Save the current hashes to the registry for the next run.

In [None]:
def update_hash_registry(current_df, pk_column):
    """
    Update the hash registry with current record hashes.
    This overwrites the previous registry with the complete current state.
    """
    # Create registry with primary key, hash, and timestamp
    registry_df = current_df.select(
        col(pk_column),
        col("_row_hash"),
        current_timestamp().alias("_registered_at")
    )
    
    # Write registry (overwrite mode - full snapshot)
    registry_df.write \
        .mode("overwrite") \
        .parquet(HASH_REGISTRY_FILE)
    
    count = registry_df.count()
    print(f"Hash registry updated with {count} records.")
    return count

# Update hash registry with current state
registry_count = update_hash_registry(source_with_hash, PRIMARY_KEY_COLUMN)
print(f"\nRegistry now contains {registry_count} record hashes.")

## Step 7: Verify Results

Check the destination folder and current hash registry state.

In [None]:
# Read and display destination data
print("=" * 60)
print("VERIFICATION: Current State")
print("=" * 60)

try:
    dest_df = spark.read \
        .option("header", "true") \
        .csv(DESTINATION_PATH)
    
    dest_count = dest_df.count()
    print(f"\nTotal records in destination: {dest_count}")
    
    # Show change type distribution
    print("\nRecords by change type:")
    dest_df.groupBy("_change_type").count().show()
    
    print(f"\nDestination data sample:")
    dest_df.show(10, truncate=False)
except Exception as e:
    print(f"No data in destination yet or error reading: {str(e)}")

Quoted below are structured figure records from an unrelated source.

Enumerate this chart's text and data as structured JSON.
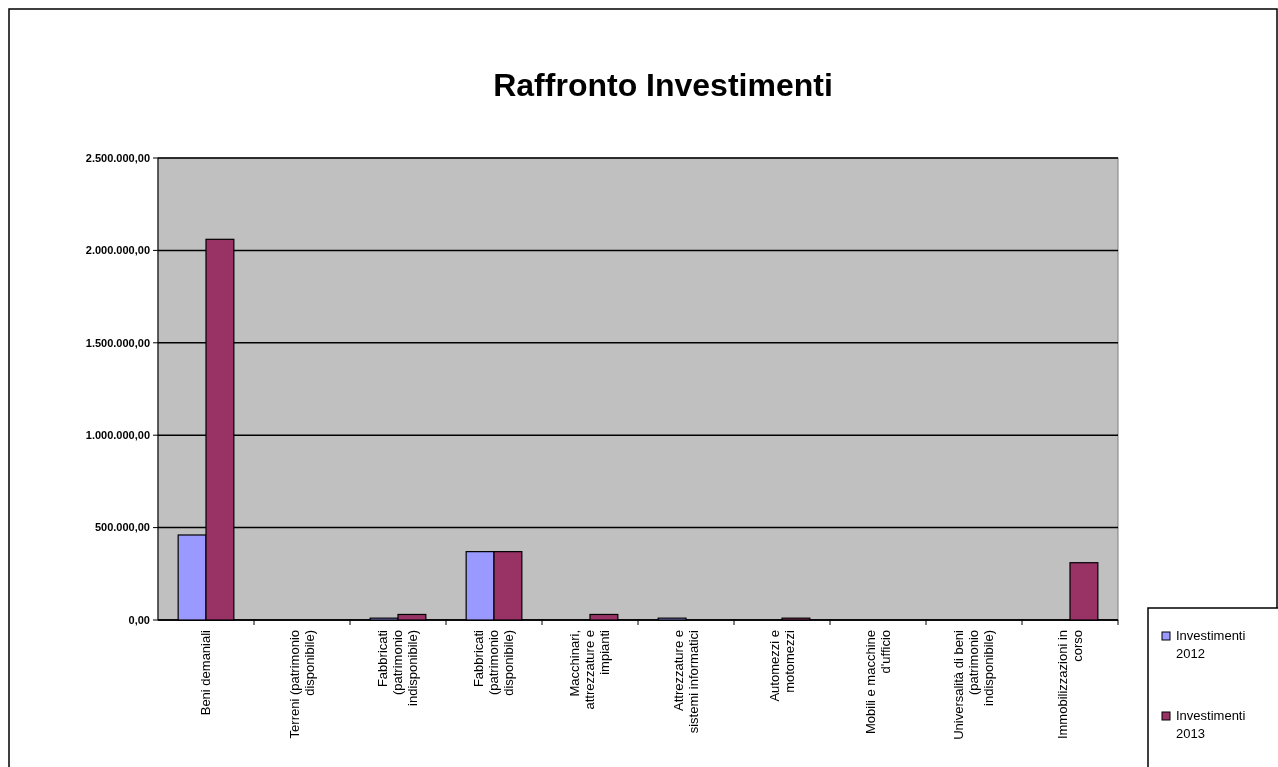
{
  "chart_data": {
    "type": "bar",
    "title": "Raffronto Investimenti",
    "categories": [
      "Beni demaniali",
      "Terreni (patrimonio disponibile)",
      "Fabbricati (patrimonio indisponibile)",
      "Fabbricati (patrimonio disponibile)",
      "Macchinari, attrezzature e impianti",
      "Attrezzature e sistemi informatici",
      "Automezzi e motomezzi",
      "Mobili e macchine d'ufficio",
      "Universalità di beni (patrimonio indisponibile)",
      "Immobilizzazioni in corso"
    ],
    "series": [
      {
        "name": "Investimenti 2012",
        "color": "#9999ff",
        "values": [
          460000,
          0,
          10000,
          370000,
          0,
          10000,
          0,
          0,
          0,
          0
        ]
      },
      {
        "name": "Investimenti 2013",
        "color": "#993366",
        "values": [
          2060000,
          0,
          30000,
          370000,
          30000,
          0,
          10000,
          0,
          0,
          310000
        ]
      }
    ],
    "ylim": [
      0,
      2500000
    ],
    "yticks": [
      {
        "value": 0,
        "label": "0,00"
      },
      {
        "value": 500000,
        "label": "500.000,00"
      },
      {
        "value": 1000000,
        "label": "1.000.000,00"
      },
      {
        "value": 1500000,
        "label": "1.500.000,00"
      },
      {
        "value": 2000000,
        "label": "2.000.000,00"
      },
      {
        "value": 2500000,
        "label": "2.500.000,00"
      }
    ],
    "grid": "y",
    "legend": "right"
  }
}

# Read current hash registry
print(f"\n{'=' * 60}")
print("Current Hash Registry State:")
print("=" * 60)
try:
    registry_df = spark.read.parquet(HASH_REGISTRY_FILE)
    print(f"\nRegistry contains {registry_df.count()} records.")
    registry_df.show(10, truncate=False)
except Exception as e:
    print(f"No hash registry found: {str(e)}")

## Summary

This notebook demonstrated:

1. **Hash-based CDC**: Using MD5 hashes to detect changes without timestamps
2. **Change Detection**: Identifying NEW and CHANGED records
3. **State Persistence**: Hash registry stored for subsequent runs

### To Test Incremental Behavior:

1. Run this notebook with the initial dataset
2. Upload a new CSV file with:
   - New records (new product_id values)
   - Modified records (existing product_id with changed values)
3. Run the notebook again - only new/changed records will be processed

### Key Points:

- The hash registry is stored as Parquet in `/data/metadata/hash_registry/`
- Each run appends new data to `/data/destination/without_timestamp/`
- The `_change_type` column indicates whether a record is NEW or CHANGED
- The `_processed_at` column tracks when records were ingested

### Comparison with Timestamp-Based Approach:

| Aspect | Timestamp-Based | Hash-Based |
|--------|-----------------|------------|
| Requires timestamp column | Yes | No |
| Detects any field change | Only if timestamp updated | Yes |
| Storage overhead | Minimal (single value) | Higher (hash per record) |
| Processing complexity | Lower | Higher |